A single-family home has all the same parts as a condominium building. But in a single-family structure, those parts are easy enough to understand, to inspect, or to fix. Those parts in a high-rise, beach-front condo building are so complex that normally only an expert in such buildings knows where they are, how they service each unit, and the age and condition of these common area items. When an owner sells a condo unit, the seller disclosure form is the same as the one for a single-family home. The problem is, a great bulk of what a purchaser needs to know involves the common area, about which the seller can truthfully say in his disclosure form that he knows nothing. So the purchaser is left knowing nothing about the majority of his intended purchase.
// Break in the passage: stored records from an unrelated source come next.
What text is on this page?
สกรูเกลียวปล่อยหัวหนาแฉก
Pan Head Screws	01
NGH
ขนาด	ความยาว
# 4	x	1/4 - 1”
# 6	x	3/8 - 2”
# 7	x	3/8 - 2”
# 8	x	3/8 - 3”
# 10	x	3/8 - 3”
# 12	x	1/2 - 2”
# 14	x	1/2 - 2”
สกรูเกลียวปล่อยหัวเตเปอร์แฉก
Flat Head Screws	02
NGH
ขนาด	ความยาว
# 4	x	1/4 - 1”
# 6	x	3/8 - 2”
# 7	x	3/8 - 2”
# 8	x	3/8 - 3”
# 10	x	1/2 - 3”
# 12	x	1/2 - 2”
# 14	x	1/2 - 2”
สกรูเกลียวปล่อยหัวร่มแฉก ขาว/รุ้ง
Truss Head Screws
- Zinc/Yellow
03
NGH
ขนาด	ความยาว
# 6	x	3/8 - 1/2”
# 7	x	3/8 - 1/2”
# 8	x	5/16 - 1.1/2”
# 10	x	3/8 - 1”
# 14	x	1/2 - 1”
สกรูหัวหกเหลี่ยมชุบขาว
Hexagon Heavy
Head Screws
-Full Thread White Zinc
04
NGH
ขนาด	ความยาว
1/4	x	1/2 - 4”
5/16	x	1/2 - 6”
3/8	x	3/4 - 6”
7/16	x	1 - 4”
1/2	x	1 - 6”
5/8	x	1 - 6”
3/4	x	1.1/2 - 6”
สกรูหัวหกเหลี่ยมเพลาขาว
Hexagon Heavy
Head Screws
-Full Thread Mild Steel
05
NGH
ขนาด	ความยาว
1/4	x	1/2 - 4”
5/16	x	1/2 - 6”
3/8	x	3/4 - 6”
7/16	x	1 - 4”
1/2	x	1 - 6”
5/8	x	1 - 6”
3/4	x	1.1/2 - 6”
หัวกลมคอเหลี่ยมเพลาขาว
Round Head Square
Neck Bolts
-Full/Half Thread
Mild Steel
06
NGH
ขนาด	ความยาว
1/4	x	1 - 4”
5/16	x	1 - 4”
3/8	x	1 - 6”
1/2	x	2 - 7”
Common areas are run, by law, by an association comprised of those who own units. The unit owners most often are not experts in anything relating to the condition or maintenance of a high-rise building, particularly one old enough that we don’t trust its durability. Board members are not building maintenance experts; some may not even live in the building. Even if they do, they can’t constantly monitor the inner workings of the building.

I spent two hours yesterday in a meeting with Keith Wood from ERA American Real Estate and the state-wide council of Realtors, the purpose of which is to advise the legislature about changes to law made obvious by the Champlain Towers. As a threshold matter, my sense was that those present believed purchasers have very little way to know the status and quality of the common area improvements they are buying. Knowledge of that is critical, but generally unavailable, and maybe even nonexistent. Some very bright minds in Florida are working now to resolve that.
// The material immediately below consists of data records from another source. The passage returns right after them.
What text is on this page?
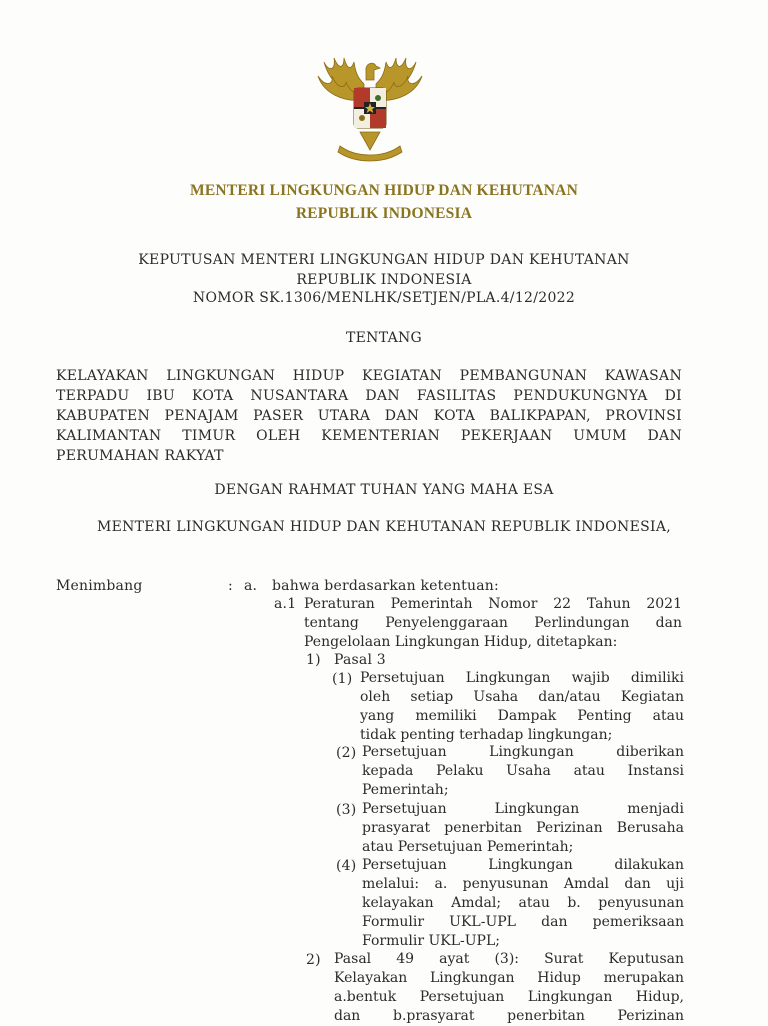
MENTERI LINGKUNGAN HIDUP DAN KEHUTANAN
REPUBLIK INDONESIA
KEPUTUSAN MENTERI LINGKUNGAN HIDUP DAN KEHUTANAN
REPUBLIK INDONESIA
NOMOR SK.1306/MENLHK/SETJEN/PLA.4/12/2022
TENTANG
KELAYAKAN LINGKUNGAN HIDUP KEGIATAN PEMBANGUNAN KAWASAN
TERPADU IBU KOTA NUSANTARA DAN FASILITAS PENDUKUNGNYA DI
KABUPATEN PENAJAM PASER UTARA DAN KOTA BALIKPAPAN, PROVINSI
KALIMANTAN TIMUR OLEH KEMENTERIAN PEKERJAAN UMUM DAN
PERUMAHAN RAKYAT
DENGAN RAHMAT TUHAN YANG MAHA ESA
MENTERI LINGKUNGAN HIDUP DAN KEHUTANAN REPUBLIK INDONESIA,
Menimbang	: a. bahwa berdasarkan ketentuan:
a.1 Peraturan Pemerintah Nomor 22 Tahun 2021
tentang Penyelenggaraan Perlindungan dan
Pengelolaan Lingkungan Hidup, ditetapkan:
1) Pasal 3
(1) Persetujuan Lingkungan wajib dimiliki
oleh setiap Usaha dan/atau Kegiatan
yang memiliki Dampak Penting atau
tidak penting terhadap lingkungan;
(2) Persetujuan Lingkungan diberikan
kepada Pelaku Usaha atau Instansi
Pemerintah;
(3) Persetujuan Lingkungan menjadi
prasyarat penerbitan Perizinan Berusaha
atau Persetujuan Pemerintah;
(4) Persetujuan Lingkungan dilakukan
melalui: a. penyusunan Amdal dan uji
kelayakan Amdal; atau b. penyusunan
Formulir UKL-UPL dan pemeriksaan
Formulir UKL-UPL;
2) Pasal 49 ayat (3): Surat Keputusan
Kelayakan Lingkungan Hidup merupakan
a.bentuk Persetujuan Lingkungan Hidup,
dan b.prasyarat penerbitan Perizinan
My contribution there, and here, is to say that Realtors with purchasers who desire a unit in a condominium, particularly one that is not new (and especially a high-rise built on the beach), should advise their purchaser to get in touch with a lawyer who knows condominiums before signing a contract. The standard condominium rider does not cover common area defects. That lawyer will close the transaction without charging more for the title insurance than any title company. The lawyer will charge for his or her time, for sure. But a purchaser who pays a half million dollars or more for a unit deserves to know all that can be known about this very complicated asset. You may not learn some important things. But mostly you will.
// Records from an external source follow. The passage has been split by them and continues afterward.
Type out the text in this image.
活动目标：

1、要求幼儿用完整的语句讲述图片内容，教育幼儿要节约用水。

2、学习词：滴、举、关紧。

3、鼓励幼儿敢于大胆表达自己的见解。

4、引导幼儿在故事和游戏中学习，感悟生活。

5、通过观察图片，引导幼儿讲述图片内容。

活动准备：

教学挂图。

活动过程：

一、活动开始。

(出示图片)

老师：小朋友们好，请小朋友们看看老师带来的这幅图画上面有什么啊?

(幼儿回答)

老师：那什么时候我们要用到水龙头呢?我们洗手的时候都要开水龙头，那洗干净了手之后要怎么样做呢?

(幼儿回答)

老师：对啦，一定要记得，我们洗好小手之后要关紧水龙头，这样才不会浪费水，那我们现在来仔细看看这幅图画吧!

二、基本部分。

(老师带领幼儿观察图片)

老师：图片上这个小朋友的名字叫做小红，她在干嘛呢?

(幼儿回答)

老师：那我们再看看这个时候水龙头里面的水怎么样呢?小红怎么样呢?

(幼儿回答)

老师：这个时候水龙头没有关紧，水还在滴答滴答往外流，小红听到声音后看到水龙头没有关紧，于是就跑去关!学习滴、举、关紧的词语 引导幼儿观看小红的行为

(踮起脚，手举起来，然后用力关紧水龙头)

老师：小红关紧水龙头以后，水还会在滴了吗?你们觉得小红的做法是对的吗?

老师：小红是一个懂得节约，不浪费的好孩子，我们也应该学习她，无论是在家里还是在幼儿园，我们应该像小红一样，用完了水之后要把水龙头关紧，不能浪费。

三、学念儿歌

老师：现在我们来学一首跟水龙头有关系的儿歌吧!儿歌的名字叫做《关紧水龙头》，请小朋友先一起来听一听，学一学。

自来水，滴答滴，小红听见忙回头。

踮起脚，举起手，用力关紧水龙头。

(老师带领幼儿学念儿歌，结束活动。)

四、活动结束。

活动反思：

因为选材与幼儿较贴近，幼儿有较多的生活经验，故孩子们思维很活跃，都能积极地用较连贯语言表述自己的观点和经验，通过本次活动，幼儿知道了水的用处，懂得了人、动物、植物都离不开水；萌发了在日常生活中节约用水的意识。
The lawyer is not a building maintenance expert, and will not give you a warranty on the building condition, but with you and the lawyer working together, your percentages of knowing what you need to know will go way up. More importantly, the lawyer will put into the contract requirements that you be presented with the Association budget, all minutes for the last years (at least three), a statement of the reserve accounts, and several years of all reports submitted to the board from engineers, inspectors or others. That lawyer will review those, and the purchaser (not the Realtor) should as well. In preparation for closing, the lawyer will probably prepare affidavits for the seller and perhaps for the management company to sign regarding questions about common areas that the purchaser might never ask, but for the assistance of the closing lawyer. The suspicious closing lawyer will also check public records for any sign of a flurry of recent sales in the building, particularly if those sales are by past board members selling their unit.

For Realtors, I have a prediction. Some deals will close that shouldn’t because there will be some mistakes. If your file does not contain a written disclosure to your client to the effect that your job is to bring buyer and seller together, not to evaluate or give advice about the common areas or association operations, your name will likely one day appear with others after the word “Defendant” in a very angry lawsuit.

You are no longer using a rotary dial telephone, and your car does not crank by winding it up. Please don’t assume that because you know a traditional single-family structure, you understand the Association or the common areas it manages. Almost always you will not.